Kellys Stück beginnt nun mit einer beängstigenden Situation. Am Morgen nach ihrer Abschiedsparty im Kreise von Kollegen – Louise ist gerade dabei, eine neue Stelle in einem anderen Unternehmen anzutreten – erwacht sie in dem Atombunker im Garten von Marks Eigentumswohnung. Den Bunker, der noch aus der apokalyptischen Atmosphäre der 1980er-Jahre stammt, hatte der Sonderling Mark nach dem Immobilienkauf nicht zerstört, sondern stattdessen mit dem Nötigsten für den Ernstfall ausgestattet – eine Tatsache, die offenbar im Kollegenkreis immer wieder Anlass für Hänseleien und Amüsement war. Doch als wäre diese klaustrophobische Ausgangssituation nicht genug, erzählt Mark Louise darüber hinaus, dass es am gestrigen Abend einen Atomschlag gegeben habe und es ihm gerade noch gelungen sei, Louise und sich in den Bunker zu retten. Draußen herrsche Chaos, der Großteil der Menschen sei wohl umgekommen. Sie seien nun aufeinander angewiesen und müssten bis auf Weiteres im Bunker ausharren. Louise reagiert zunächst geschockt, doch bald stellen sich bei ihr Zweifel über Marks Version der Geschichte ein. Subtil versucht sie herauszufinden, was sich am vergangenen Abend tatsächlich ereignet hat – ohne je die Möglichkeit aus den Augen zu verlieren, dass er doch die Wahrheit sagen könnte. Im Dialog zwischen Mark und Louise fächert sich nun nicht nur langsam ihre gemeinsame Geschichte auf, darüber hinaus entwickelt sich zwischen den beiden ein gnadenloses Machtspiel, das sich zuspitzt, je mehr Mark unter Druck steht, Louise mit der atomaren Drohung von außen weiter in Schach zu halten. Das Vorenthalten von Nahrung wird zu Marks entscheidendem Druckmittel, um seinen Willen durchzusetzen, und lässt die Situation zwischen den beiden bald eskalieren.

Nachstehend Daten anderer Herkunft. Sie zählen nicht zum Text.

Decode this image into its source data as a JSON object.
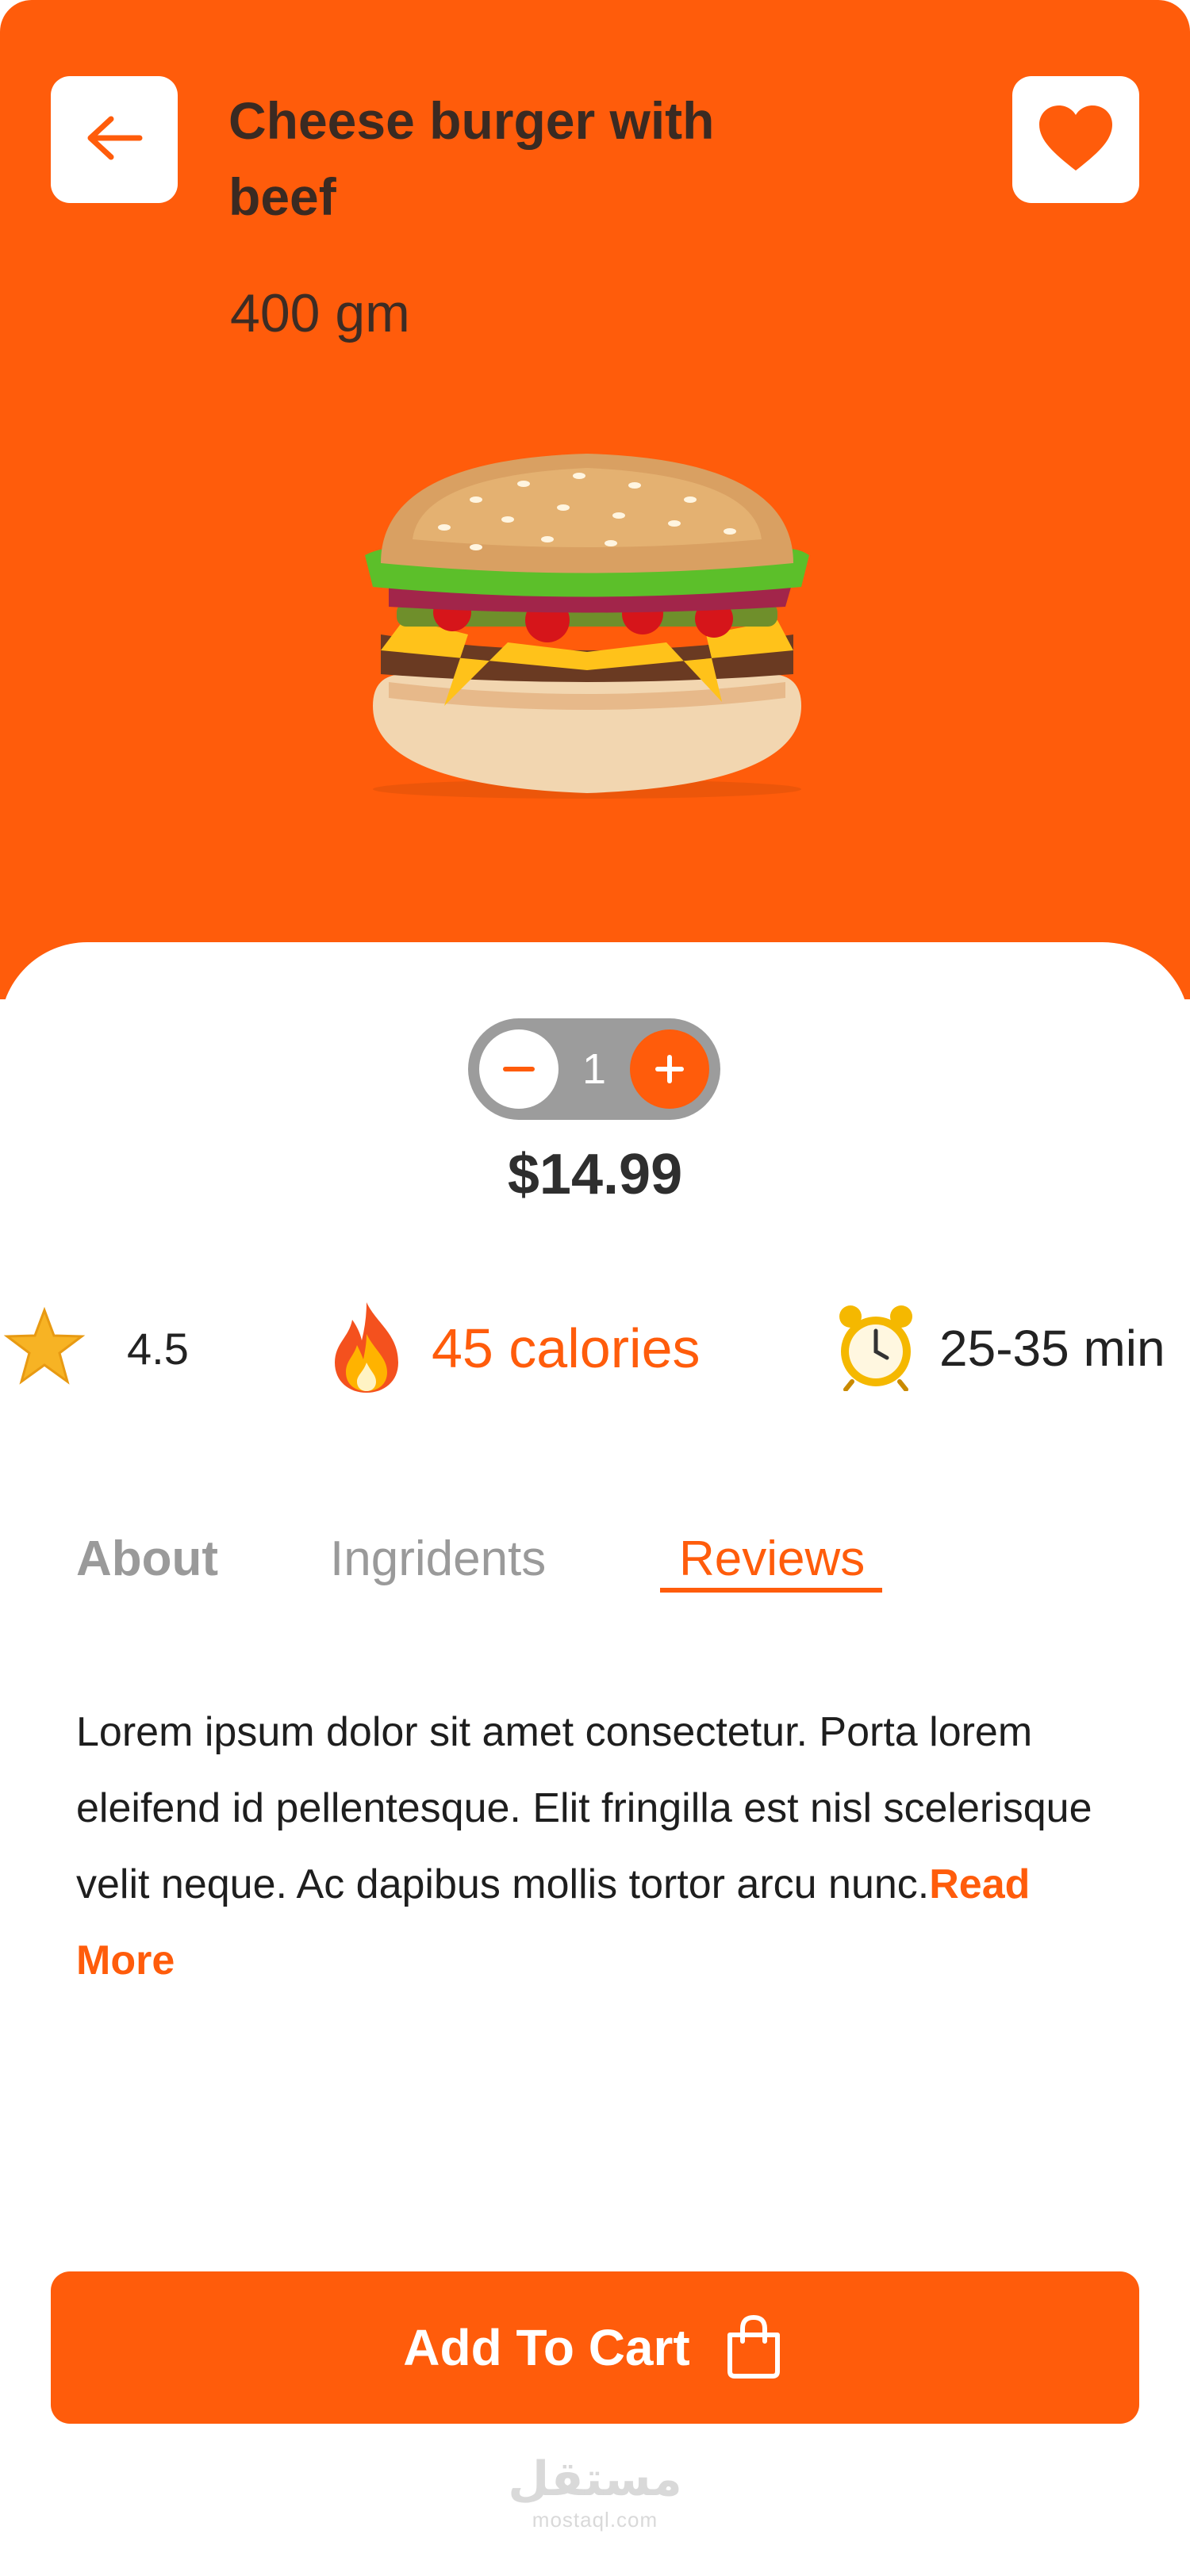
{
  "header": {
    "title": "Cheese burger with beef",
    "weight": "400 gm",
    "back_icon": "arrow-left-icon",
    "favorite_icon": "heart-icon"
  },
  "product": {
    "image": "cheeseburger-photo"
  },
  "quantity": {
    "value": "1",
    "decrement": "−",
    "increment": "+"
  },
  "price": "$14.99",
  "stats": {
    "rating": "4.5",
    "calories": "45 calories",
    "time": "25-35 min"
  },
  "tabs": {
    "about": "About",
    "ingredients": "Ingridents",
    "reviews": "Reviews",
    "active": "Reviews"
  },
  "description": {
    "text": "Lorem ipsum dolor sit amet consectetur. Porta lorem eleifend id pellentesque. Elit fringilla est nisl scelerisque velit neque. Ac dapibus mollis tortor arcu nunc.",
    "read_more": "Read More"
  },
  "cta": {
    "label": "Add To Cart",
    "icon": "shopping-bag-icon"
  },
  "watermark": {
    "arabic": "مستقل",
    "latin": "mostaql.com"
  },
  "colors": {
    "accent": "#FF5C0B",
    "text": "#333333",
    "stepper": "#9C9C9C"
  }
}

»Nach dem Ende« ist das dritte veröffentlichte Stück des preisgekrönten britischen Star-Autors Dennis Kelly (»Mathilda«, »Utopia«) und stammt aus dem Jahr 2005, als die Terrorangst im Zusammenhang mit dem »War on Terror« nach dem 11. September 2001 in Europa um sich griff. Es setzt sich mit der Entstehung von Machtstrukturen in intimsten Beziehungen auseinander wie auch mit unserem Bedürfnis, uns sicher zu fühlen, und damit, wie dieses Bedürfnis von Einzelpersonen und Regierungen manipuliert werden kann. Zudem beschäftigt sich das Stück mit männlicher Gewalt – ein Thema, das viele von Kellys Stücken durchzieht. Es fragt nach den subtilen Verbindungen von Männlichkeit und Gewalt, die Kelly grundlegend beschäftigen. Zugleich erinnert es uns in einer extrem gefährdeten Zeit wie der unseren daran, wie sich menschliche Charaktere und Beziehungen in Extremsituationen verändern können. Und es lässt die apokalyptische Atmosphäre der 1980er-Jahre wieder aufleben, als sich die Atommächte bis an die Zähne bewaffnet gegenüberstanden. So besitzt Kellys Stück für uns eine erschreckende Aktualität, der die Nachwuchsregisseurin Luisa Köpper, die mit »Nach dem Ende« ihr Regiedebüt am Theater Heilbronn gibt, in ihrer Inszenierung nachgehen will.